To transition into the line activity, the teacher will call each table up to the front of the classroom, telling the students where to stand. To dismiss the students from the line back to their seats, the teacher will dismiss each line, one at a time. To being the think, pair, share activity, the students will be told to partner up with the student sitting to his or her left.

8. Closure: To close this lesson, Exit Tickets will be used where each student will write one new thing he or she learned in this Read Aloud.

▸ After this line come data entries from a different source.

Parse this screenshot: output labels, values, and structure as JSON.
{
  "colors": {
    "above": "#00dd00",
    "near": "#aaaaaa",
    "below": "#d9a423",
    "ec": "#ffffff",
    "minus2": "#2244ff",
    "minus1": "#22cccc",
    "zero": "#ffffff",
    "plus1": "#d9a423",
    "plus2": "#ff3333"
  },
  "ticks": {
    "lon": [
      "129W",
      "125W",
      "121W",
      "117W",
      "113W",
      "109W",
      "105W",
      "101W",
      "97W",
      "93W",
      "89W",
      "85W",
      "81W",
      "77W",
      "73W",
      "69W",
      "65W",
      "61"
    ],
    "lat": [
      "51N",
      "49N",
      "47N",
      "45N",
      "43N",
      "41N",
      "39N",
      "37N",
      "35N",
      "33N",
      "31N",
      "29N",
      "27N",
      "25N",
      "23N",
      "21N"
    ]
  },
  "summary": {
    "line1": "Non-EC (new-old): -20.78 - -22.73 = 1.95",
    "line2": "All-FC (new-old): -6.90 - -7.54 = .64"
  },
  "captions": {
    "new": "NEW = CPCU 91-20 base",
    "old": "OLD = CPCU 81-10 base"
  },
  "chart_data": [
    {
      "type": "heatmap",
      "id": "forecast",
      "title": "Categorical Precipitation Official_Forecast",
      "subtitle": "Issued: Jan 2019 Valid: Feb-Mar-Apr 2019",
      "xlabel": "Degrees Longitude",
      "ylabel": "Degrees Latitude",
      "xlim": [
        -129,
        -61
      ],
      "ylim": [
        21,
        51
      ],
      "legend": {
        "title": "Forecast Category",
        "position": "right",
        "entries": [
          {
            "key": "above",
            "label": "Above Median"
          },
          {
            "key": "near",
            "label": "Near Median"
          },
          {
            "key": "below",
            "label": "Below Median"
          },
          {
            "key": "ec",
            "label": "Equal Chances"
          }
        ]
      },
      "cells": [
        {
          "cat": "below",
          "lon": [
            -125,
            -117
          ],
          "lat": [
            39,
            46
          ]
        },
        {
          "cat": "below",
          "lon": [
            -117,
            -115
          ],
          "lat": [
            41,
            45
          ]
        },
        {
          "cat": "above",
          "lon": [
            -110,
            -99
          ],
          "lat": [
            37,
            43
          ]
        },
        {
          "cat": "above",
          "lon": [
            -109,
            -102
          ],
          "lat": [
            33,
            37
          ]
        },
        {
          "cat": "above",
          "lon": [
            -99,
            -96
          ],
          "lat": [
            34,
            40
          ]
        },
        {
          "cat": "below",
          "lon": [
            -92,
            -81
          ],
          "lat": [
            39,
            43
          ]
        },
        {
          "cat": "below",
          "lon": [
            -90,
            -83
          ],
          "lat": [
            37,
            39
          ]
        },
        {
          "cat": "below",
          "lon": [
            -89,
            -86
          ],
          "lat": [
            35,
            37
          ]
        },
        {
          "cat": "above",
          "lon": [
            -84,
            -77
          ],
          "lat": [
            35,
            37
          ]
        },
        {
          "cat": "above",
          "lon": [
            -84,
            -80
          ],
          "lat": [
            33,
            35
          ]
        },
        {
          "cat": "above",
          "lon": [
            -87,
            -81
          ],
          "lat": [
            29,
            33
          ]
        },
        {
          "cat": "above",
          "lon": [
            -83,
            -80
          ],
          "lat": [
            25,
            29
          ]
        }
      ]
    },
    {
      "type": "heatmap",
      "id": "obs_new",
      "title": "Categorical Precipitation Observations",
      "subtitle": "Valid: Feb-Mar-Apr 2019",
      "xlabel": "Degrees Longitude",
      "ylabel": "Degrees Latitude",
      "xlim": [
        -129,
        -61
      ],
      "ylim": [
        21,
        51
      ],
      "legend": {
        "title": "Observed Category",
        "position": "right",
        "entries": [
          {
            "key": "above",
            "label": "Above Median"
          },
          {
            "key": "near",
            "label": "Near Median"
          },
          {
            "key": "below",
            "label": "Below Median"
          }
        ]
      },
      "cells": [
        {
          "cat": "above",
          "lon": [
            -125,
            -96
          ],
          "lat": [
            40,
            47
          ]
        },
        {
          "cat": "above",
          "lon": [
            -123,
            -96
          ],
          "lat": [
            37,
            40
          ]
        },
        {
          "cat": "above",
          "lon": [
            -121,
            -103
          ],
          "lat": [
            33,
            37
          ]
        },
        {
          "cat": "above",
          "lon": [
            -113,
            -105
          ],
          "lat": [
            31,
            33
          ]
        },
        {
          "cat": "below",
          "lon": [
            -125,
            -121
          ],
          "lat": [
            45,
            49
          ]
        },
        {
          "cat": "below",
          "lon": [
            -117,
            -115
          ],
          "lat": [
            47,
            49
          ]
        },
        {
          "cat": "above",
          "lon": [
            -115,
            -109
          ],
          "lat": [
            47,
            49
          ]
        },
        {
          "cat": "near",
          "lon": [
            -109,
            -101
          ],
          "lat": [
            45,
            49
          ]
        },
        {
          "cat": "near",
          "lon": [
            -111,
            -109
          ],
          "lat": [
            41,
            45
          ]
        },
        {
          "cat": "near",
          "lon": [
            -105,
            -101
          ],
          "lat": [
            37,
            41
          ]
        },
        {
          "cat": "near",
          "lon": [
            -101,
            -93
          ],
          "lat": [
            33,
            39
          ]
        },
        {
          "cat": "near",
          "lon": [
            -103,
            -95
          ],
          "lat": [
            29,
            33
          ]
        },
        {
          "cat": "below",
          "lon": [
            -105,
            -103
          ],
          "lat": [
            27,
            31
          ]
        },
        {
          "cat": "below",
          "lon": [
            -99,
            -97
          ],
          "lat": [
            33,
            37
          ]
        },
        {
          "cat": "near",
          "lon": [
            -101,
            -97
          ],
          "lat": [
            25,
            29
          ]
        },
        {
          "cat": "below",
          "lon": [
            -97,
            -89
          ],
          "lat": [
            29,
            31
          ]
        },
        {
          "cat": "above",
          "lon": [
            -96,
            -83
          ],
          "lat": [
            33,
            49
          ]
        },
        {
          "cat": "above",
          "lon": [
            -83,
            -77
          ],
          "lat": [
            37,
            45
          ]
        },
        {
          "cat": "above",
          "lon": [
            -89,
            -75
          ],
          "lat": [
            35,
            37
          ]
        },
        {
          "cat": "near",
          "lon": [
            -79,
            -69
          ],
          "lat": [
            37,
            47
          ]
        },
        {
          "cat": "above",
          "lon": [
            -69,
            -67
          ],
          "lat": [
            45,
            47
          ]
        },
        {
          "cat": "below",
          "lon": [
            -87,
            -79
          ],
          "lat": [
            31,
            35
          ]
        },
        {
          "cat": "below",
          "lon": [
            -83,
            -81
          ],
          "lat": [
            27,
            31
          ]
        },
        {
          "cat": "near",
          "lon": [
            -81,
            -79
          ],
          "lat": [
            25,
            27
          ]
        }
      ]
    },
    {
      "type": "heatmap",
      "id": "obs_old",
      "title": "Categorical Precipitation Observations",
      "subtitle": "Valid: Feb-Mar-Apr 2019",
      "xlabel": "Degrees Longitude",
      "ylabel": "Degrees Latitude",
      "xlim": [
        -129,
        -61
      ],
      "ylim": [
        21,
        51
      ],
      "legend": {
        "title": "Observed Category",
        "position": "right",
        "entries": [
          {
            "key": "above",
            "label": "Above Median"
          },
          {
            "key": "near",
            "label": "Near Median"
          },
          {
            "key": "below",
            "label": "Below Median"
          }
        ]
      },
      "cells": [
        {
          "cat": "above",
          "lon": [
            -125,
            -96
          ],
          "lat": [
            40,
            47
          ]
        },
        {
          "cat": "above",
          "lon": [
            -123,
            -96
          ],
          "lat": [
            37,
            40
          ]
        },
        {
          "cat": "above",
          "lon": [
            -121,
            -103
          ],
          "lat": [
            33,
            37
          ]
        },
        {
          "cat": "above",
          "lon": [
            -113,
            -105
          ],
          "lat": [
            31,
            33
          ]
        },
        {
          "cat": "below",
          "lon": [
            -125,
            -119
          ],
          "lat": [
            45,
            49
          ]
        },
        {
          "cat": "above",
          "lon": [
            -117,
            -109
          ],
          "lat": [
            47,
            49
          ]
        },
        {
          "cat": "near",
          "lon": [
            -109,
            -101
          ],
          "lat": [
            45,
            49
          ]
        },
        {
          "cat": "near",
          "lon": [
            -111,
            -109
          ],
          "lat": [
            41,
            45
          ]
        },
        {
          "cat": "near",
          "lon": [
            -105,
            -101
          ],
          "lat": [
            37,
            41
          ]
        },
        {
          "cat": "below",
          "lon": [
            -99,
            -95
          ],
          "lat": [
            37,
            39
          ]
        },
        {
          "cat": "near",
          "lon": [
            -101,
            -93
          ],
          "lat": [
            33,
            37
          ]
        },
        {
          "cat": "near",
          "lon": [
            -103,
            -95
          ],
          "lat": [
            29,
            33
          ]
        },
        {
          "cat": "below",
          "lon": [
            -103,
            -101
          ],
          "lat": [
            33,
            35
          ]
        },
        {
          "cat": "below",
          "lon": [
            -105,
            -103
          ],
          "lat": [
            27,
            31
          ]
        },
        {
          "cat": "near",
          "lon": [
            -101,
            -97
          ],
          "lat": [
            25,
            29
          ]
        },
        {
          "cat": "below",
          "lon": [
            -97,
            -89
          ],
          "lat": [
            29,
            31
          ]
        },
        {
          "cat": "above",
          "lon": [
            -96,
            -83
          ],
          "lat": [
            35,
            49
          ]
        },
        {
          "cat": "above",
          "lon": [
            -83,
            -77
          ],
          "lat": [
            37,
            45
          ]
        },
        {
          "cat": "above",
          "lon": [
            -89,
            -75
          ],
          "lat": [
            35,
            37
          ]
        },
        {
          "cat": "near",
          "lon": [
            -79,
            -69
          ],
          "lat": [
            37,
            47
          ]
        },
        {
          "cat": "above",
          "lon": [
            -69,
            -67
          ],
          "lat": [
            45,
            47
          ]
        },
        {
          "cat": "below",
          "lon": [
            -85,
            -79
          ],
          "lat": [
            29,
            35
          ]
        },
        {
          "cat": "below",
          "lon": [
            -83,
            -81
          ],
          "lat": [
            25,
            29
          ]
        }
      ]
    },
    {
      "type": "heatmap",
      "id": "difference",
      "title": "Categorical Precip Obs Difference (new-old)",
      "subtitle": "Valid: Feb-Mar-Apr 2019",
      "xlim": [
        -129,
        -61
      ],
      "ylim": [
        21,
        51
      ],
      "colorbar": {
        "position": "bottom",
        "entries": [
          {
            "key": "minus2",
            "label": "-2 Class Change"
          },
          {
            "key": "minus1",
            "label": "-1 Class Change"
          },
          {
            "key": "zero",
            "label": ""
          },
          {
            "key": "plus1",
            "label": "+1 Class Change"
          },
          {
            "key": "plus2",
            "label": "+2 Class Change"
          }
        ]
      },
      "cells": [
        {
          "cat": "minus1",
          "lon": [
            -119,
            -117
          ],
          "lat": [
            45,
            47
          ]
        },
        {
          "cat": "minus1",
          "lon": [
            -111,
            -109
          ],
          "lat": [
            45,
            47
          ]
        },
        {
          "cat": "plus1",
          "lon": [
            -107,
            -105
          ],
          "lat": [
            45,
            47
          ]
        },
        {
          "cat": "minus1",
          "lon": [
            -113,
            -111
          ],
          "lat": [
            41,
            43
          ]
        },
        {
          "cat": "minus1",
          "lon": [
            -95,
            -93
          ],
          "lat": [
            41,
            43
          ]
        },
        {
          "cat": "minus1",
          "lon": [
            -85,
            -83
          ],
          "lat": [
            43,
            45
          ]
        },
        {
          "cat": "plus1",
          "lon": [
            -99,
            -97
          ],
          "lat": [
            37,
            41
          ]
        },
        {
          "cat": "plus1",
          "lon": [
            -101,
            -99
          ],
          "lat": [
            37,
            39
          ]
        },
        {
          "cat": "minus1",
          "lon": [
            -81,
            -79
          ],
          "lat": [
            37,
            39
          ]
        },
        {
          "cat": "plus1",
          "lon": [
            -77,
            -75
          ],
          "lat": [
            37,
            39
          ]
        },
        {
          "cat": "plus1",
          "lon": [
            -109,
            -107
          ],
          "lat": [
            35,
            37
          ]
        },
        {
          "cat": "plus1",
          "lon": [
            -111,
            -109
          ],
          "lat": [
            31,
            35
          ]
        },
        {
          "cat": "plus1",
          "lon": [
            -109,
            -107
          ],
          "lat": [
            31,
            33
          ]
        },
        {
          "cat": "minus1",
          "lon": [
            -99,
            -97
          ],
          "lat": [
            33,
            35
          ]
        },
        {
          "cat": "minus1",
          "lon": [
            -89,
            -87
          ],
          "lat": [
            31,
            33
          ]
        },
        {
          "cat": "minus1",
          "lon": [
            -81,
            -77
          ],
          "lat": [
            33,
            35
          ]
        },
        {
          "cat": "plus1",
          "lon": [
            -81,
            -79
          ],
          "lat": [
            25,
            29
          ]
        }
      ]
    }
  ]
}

Questions and Answers to the Line Activity 1) Egyptians believed that after they died, a new life began. True: The Egyptians believed that after they died, a new life began. They would live in their tombs as they lived on earth. They would also travel to another world to live with gods and goddesses of the dead (page 1). 2) The purpose of making mummies, or mummification, was to scare people. False: Egyptians believed everyone had a ba, or soul, and a ka, an invisible twin of the person. They believed that when a person died, his ba and ka were released from his body and lived on in the tomb. The ba would keep in contact with the living family and friends of the dead. The ka traveled back and forth from the body to the other world. In order for a person to live forever, the ba and ka had to be able to recognize the body, or they could not return to it. This is why the body had to be preserved, or mummified (page 2). 3) Mummification, or the process of making a mummy, is an easy process. False: Mummification was a long, complicated, and expensive process (page 6). 4) The houses the Ancient Egyptians lived in when they were alive were more important to the Ancient Egyptians than the tombs they were buried in when they died. False: Tombs were more important than houses to Egyptians. People had them built during their lifetime (page 20). 5) Mummies were buried with treasure. True: Jewelry, furniture, and carved statues of the dead person were buried with the mummy (page 16).

6) The tombs mummies are buried in are called gravesites.

False: For centuries, the dead were usually buried in tombs called mastabas that were made of brick and stone. However, since pharaohs took more and more with them into the tomb, the tombs became bigger, stronger, and more elaborate. Therefore, the royal Ancient Egyptians were buried in pyramids rather than mastabas (pages 20-21).